When there was no decommissioning and the Executive was suspended, the Government

(a) refused to accept any responsibility for it

(b) on the record, expressed understanding of the decision

(c) off the record, expressed violent anger at it.

I think the Taoiseach should say what he would have done on February 11th, given that the IRA had

(a) only met de Chastelain twice during the six-week period of the Executive,

(b) had allowed de Chastelain to present his January 30th report without any offer on their part, and

(c) on the last day before unionists were to resign, made an unknown, unpublished, unaccountable and now withdrawn offer.
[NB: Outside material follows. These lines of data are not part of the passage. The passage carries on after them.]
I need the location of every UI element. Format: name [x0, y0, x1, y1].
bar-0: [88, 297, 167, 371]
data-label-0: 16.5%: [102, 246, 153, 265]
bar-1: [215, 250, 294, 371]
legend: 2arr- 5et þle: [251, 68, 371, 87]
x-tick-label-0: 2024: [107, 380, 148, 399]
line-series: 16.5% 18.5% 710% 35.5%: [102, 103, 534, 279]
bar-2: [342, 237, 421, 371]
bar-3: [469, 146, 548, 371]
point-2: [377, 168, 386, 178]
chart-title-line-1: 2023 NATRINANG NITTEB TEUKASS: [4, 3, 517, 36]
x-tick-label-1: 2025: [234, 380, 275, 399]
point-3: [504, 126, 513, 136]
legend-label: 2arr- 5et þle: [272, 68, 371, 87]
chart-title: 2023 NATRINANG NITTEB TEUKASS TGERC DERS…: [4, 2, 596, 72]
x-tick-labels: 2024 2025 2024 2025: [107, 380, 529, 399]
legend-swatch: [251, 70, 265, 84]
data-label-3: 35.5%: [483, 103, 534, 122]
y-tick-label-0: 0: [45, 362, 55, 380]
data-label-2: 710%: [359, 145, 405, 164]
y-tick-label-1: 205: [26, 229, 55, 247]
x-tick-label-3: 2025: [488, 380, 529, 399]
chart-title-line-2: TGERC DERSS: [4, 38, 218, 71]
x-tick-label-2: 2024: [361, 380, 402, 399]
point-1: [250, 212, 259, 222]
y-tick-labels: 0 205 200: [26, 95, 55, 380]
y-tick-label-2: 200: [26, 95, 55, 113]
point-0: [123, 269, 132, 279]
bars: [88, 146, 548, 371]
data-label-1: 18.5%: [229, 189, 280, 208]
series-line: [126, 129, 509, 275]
Would the Taoiseach really have preferred it if suspension had not taken place and David Trimble had been allowed to resign? Does the Taoiseach not know that if Trimble had resigned the votes do not exist on the unionist side in the Assembly to reinstate him, whereas a suspended Executive can be restored without a vote?

I believe a Government that wishes to be taken seriously should be able to count heads in the Assembly and draw politically realistic conclusions.

The Taoiseach is now hinting that the requirement of decommissioning is to be dropped in favour of an option of "standing down" the IRA. It may seem simpleminded to ask, but how on earth can anybody know if a secret army has been stood down? Are we just to take the word of some anonymous IRA spokesman?

Before a "solution" is floated publicly, governments should check if it will travel. We are told the IRA guns are silent, but one person at least was shot through the legs by the IRA as a "punishment" this week. I assume the phrase "the guns are silent" does not just mean that the IRA now has a policy of putting silencers on the barrel before they pull the trigger.

If the IRA is stood down, who will be in charge of its weapons? This is the question the Government needs to ask republicans before it flies this kite any higher. If the IRA says its war is over pressure is much reduced, but its weapons can fall, or be put, into the wrong hands.

If decommissioning is dropped, that is a breach of the Good Friday Agreement, which was voted upon as a package by the Irish people. Individual parts of this package are not individually disposable without endangering the entire structure. Putting weapons beyond use is an acceptable formula, but there would have to be independent verification.

Constructive ambiguity can "move the situation forward", to use the phrase so often heard in the peace process. But it never delivers robust and durable agreement. Willingness to ask the hard questions is what is required in Government now.